For a young person, to onboard a platform, you need to tinker with it, play with it. The easier the access to a platform is, the higher the likelihood that it works out.

* With old SunOS, Solaris, AIX, IRIX, HP-UX, VMS, A/UX, Coherent, Xenix -- there are either hobbyist licenses, or you don’t need a license at all. You can find hardware at scrap sales, flea markets, eBay and so on. Old AS/400 hardware (on non-professional sale) most of the time requires a LIC, that most of the times is lost. It’s not easy to get a box that you can play with easily, except the -150.

* This is even more of a pity, as "old" knowledge about AS/400 can mostly be useful on System i. The big advantage of the platform, being continous and adding improvements, doesn’t play out when you’re a hobbyist or an interested (private) learner. You have to be really committed to get something that you can tinker with.

* Sure, you can get along without a hardware terminal. But, especially for beginners, it’d be good to have one. This further increases the threshold of "how to get, where to place & store".

* RPG and COBOL have outside of this community a rather bad reputation, as being super-old-fashioned, and not being useful today, unless you want to specialize in it, and work with it for the rest of your life. Stating that there are millions of lines of (live) code out there still being used is not enough. Hey, FORTRAN and FORTH have a better image!

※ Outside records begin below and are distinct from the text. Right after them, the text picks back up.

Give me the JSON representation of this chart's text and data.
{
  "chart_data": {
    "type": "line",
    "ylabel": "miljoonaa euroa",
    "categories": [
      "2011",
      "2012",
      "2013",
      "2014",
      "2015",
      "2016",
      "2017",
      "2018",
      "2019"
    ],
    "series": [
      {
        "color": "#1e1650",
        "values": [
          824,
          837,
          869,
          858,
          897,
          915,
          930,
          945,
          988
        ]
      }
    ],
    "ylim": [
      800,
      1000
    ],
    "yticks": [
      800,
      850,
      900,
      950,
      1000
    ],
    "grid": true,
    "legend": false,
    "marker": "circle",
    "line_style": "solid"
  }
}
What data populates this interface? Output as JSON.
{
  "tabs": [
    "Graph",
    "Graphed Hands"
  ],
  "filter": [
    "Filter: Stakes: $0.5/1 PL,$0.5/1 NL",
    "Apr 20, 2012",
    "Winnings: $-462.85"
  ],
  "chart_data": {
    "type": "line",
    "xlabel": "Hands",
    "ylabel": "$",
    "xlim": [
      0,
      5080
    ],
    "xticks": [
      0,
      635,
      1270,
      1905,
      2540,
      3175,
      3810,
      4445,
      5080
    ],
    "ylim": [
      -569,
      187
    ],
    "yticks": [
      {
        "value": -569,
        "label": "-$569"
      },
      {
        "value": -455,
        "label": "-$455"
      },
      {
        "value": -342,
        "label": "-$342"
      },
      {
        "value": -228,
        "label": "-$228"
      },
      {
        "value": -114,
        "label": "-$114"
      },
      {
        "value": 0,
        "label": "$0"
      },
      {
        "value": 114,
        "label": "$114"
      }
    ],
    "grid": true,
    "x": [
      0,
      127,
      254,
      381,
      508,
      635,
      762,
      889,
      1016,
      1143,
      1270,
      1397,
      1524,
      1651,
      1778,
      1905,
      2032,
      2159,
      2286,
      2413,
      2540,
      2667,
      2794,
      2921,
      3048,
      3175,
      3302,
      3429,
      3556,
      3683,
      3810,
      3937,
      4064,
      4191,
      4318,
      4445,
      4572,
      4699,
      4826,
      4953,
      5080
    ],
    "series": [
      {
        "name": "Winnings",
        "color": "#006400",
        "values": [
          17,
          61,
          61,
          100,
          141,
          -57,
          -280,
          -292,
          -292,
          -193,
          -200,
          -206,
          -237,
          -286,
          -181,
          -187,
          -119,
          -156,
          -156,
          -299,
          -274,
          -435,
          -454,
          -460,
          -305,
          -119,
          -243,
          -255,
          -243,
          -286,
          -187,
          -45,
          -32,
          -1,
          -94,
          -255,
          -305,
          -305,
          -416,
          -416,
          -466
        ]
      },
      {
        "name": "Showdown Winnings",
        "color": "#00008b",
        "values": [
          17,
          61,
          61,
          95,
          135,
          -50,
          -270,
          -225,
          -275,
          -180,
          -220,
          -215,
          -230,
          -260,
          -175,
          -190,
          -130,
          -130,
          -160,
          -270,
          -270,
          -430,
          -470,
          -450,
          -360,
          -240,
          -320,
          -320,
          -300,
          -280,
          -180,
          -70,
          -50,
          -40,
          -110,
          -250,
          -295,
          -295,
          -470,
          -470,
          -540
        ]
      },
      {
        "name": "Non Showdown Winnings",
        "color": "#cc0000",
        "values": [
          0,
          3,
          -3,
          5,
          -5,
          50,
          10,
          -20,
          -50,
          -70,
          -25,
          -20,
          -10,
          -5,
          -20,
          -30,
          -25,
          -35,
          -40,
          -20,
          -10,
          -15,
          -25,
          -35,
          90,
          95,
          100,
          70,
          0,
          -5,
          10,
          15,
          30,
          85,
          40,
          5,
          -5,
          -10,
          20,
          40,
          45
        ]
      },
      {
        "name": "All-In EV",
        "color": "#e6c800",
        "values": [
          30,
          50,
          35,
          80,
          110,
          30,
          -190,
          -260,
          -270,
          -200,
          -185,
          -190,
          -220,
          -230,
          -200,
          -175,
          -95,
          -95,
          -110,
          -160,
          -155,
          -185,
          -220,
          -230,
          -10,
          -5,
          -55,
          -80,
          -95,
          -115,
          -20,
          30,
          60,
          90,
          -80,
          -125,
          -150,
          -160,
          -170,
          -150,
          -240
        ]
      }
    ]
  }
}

* Connectivity to other boxes: How do I share some data with my System i box, as a macOS, Windows, or Linux user? Does it speak a reasonably modern enough SMB? NFS? (No, FTP is not a valid answer)

Buying 2 AS/400 (as I did, and don’t have LICs for), only to buy a third one (150, which doesn’t need one), and a hardware terminal, and cables, is not for everyone.

To tinker with a platform, you need a small project. I either want to script a small hack, where I put some sensor data in the HTTP(S) sphere in a small web server script on my AS/400, or compute something and put a CSV onto a SMB or NFS share, or something similar. Stuff that I can easily do on my A/UX, or Solaris 2.4. Still don’t know how to on my -150.

Don’t get me wrong. I like green screens. I like the way my AS/400 box presents its TUI. I like the approach of IBM, to have a turnkey ready system for a small division in a box. Heck, I even like Token Ring, having multiple 8226 and 8228!

But I don’t see why students/young people would currently want to flock onto System i.

(And, btw, this is even more true for System z. The KIT (high-profile uni here) got a donation from IBM Böblingen: a fully fledged z 9xx, with lots of everything (giga-tera-peta …), to train students. I happen to know the guy heading the department. He sighed "everyone flocks towards these cheap Linux clusters, because they know stuff from playing with Linux at home. And although this Linux cluster is a boring NUMA architecture, people stick with it. This massive z box here would be much better suited for many of their tasks, but … it hasn’t seen a user login in months.")

I didn’t have lots of time, so this is a long email.

tl;dr: Lower the entry barriers by providing easier access to old (scrap) hardware incl. OS license. Have a file sharing offering.